Luckily, the rest of the film is pretty good. Mia moves through her life as a housewife while her husband is away being a resident at a local hospital (the film comes close to beating 1960s gender roles to death, but, honestly, it’s not worth getting bothered over), therefore she receives the brunt of the demon’s attentions. The demon’s motives are opaque until some useful exposition comes along, and we learn that demons only want one thing when they appear on earth: a soul. And they will not stop until they get one. Mia and John begin to fear for the safety of their new child, and the remainder of the film is spent trying to figure out how to rid themselves of the demon. Tossing the doll in the garbage is not enough.

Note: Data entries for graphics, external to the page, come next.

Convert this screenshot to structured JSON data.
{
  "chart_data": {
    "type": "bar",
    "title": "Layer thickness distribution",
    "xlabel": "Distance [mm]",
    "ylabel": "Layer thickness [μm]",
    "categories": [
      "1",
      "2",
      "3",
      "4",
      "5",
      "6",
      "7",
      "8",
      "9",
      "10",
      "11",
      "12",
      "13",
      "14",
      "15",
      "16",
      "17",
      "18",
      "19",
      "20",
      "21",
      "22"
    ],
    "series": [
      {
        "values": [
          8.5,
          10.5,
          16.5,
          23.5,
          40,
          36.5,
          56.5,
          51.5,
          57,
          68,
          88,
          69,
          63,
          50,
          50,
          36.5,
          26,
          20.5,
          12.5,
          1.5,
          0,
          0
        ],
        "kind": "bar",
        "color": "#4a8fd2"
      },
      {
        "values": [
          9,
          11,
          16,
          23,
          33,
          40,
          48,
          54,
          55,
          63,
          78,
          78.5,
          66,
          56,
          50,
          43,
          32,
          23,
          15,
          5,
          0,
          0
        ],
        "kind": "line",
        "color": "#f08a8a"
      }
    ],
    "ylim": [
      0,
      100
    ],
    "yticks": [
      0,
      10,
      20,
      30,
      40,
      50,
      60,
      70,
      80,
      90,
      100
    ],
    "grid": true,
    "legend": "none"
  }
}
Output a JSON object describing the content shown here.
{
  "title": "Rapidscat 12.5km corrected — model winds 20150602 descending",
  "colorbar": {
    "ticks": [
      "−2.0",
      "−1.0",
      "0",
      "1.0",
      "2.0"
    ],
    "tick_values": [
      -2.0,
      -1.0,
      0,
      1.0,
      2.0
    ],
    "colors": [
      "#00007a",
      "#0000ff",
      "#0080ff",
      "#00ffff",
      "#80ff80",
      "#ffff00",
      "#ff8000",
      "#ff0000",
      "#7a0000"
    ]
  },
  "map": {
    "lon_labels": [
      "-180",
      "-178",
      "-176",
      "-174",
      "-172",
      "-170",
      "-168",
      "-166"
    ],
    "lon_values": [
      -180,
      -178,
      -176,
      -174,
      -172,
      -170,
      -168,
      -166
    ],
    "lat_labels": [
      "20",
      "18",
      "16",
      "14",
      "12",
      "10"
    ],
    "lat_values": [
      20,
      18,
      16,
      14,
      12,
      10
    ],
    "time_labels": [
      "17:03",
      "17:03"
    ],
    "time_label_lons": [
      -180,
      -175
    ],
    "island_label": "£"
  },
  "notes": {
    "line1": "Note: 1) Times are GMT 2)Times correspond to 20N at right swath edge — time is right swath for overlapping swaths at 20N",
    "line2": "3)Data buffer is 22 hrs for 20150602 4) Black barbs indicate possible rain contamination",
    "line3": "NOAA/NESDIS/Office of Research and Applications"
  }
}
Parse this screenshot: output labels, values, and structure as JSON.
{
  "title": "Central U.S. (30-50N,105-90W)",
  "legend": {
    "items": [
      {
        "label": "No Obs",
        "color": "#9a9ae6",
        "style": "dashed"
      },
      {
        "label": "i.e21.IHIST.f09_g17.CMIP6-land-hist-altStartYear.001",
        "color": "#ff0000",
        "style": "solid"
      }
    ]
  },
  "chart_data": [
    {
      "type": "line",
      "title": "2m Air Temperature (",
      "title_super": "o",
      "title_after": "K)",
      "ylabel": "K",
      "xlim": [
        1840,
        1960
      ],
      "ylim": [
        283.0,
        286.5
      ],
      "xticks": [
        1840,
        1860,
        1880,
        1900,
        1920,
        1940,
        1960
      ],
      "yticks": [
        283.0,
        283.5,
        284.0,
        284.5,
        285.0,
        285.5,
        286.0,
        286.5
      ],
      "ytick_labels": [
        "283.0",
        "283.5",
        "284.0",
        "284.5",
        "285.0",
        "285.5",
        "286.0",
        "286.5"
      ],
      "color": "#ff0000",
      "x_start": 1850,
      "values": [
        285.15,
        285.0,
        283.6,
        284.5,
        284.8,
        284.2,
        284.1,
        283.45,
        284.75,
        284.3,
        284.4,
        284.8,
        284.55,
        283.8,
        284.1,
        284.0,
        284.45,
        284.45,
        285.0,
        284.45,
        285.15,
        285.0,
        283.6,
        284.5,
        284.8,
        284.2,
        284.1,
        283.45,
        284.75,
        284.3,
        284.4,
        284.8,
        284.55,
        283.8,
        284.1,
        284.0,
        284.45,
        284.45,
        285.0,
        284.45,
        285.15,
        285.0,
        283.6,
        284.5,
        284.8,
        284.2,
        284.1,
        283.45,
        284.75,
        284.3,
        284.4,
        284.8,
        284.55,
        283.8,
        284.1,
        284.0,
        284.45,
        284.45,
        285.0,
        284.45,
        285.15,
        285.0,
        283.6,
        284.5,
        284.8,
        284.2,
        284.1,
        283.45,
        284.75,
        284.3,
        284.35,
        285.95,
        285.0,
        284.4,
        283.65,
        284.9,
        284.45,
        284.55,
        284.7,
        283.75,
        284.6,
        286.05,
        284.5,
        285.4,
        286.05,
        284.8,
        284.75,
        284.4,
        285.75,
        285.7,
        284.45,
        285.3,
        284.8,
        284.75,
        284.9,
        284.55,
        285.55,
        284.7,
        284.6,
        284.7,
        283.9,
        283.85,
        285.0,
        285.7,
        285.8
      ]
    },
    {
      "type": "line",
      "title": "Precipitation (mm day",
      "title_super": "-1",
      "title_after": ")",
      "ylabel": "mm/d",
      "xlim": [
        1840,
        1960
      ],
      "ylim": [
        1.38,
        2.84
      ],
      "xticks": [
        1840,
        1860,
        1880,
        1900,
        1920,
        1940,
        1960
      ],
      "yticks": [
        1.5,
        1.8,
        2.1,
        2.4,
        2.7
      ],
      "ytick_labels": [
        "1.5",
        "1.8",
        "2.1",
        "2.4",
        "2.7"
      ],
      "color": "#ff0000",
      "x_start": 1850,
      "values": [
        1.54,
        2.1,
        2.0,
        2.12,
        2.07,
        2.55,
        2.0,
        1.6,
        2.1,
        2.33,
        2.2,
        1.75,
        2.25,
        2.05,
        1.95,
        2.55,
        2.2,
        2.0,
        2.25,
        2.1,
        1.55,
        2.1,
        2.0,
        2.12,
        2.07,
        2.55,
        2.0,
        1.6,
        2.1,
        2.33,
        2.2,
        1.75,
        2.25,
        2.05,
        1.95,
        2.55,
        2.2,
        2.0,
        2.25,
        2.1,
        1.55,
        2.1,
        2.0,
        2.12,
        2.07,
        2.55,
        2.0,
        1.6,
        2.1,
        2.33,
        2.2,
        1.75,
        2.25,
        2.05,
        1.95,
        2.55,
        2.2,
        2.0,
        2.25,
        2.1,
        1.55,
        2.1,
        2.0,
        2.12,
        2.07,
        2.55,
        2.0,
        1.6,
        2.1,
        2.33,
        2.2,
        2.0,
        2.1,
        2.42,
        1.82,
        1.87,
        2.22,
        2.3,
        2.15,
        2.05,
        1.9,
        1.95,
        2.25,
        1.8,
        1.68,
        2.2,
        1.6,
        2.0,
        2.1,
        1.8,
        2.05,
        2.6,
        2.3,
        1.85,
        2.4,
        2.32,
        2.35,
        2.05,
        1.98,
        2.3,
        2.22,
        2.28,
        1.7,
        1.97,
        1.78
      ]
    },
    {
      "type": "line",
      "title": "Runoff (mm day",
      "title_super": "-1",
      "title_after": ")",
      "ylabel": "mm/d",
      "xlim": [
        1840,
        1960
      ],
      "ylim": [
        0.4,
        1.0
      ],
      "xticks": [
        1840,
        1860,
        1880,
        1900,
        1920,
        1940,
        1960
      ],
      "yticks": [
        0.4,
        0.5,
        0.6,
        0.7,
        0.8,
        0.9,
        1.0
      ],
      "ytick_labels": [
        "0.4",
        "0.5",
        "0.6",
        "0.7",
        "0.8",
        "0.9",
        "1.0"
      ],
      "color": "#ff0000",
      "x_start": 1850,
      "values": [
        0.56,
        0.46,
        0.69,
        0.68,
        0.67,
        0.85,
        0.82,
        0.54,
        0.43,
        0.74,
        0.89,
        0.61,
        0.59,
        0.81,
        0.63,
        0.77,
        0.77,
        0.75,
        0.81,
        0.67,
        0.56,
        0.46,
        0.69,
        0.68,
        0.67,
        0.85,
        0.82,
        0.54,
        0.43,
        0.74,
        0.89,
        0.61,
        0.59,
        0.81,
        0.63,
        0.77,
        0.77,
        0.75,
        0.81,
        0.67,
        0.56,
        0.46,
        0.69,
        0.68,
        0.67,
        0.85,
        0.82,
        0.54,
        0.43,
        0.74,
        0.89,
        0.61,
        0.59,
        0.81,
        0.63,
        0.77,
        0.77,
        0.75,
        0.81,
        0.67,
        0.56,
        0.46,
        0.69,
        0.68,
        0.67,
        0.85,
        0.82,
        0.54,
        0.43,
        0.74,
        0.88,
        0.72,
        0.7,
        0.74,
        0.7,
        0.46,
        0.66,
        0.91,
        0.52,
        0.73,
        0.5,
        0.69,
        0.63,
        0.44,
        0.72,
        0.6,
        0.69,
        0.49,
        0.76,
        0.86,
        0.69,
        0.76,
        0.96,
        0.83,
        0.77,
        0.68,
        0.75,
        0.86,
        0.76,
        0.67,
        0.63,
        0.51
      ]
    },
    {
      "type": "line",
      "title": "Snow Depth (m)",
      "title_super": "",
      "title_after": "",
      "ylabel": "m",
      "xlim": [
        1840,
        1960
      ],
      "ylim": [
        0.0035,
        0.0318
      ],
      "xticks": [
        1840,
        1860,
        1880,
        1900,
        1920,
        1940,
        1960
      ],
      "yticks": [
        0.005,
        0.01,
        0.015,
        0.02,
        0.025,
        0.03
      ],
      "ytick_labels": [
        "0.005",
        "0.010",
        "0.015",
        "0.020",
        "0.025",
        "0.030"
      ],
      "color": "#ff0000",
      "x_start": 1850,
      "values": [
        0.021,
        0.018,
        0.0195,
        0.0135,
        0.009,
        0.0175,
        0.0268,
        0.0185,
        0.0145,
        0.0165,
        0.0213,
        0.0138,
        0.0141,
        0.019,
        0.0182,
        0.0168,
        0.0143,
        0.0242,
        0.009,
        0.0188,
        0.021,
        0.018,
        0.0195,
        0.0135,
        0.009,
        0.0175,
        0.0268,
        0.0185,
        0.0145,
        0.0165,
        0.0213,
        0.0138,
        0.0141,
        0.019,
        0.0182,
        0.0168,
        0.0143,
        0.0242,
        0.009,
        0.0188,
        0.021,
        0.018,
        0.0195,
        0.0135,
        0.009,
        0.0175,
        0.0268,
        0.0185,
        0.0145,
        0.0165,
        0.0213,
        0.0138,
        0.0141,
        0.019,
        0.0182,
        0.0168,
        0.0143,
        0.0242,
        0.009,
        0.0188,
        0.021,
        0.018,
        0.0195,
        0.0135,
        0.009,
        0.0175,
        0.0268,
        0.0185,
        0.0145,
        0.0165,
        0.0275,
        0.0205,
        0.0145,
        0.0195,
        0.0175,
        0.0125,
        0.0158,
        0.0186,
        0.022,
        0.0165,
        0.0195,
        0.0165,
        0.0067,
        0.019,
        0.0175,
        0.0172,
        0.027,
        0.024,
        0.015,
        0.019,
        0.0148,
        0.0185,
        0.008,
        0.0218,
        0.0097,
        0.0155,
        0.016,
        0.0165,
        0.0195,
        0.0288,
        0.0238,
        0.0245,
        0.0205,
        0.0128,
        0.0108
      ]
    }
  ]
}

Wallis and Horton do fine as the film’s two leads, although by the last act Horton’s role had been reduced to a peripheral character. That meant that Wallis would have to handle the bulk of the screen time. She was capable, but got some help from Alfre Woodard, who plays a neighbor/local occult expert by the name of Evelyn. Her role, at first, seems to exist solely to provide some of that much-needed exposition. But her character also cleaves a little too closely to a clichéd voodoo priestess for comfort. This film walks a fine line when it comes to identity politics, I must say. Anyway!

Annabelle is a film with strong set pieces. The plot that weaves these pieces together can be hit and miss. But, it did what horror movies set out to do at their most basic. It scares. It also looks good doing it.

Annabelle didn’t rake in as much cash as The Conjuring, but it also cost a whole lot less to make. I think Annabelle will be returning in another feature not long after this review is posted.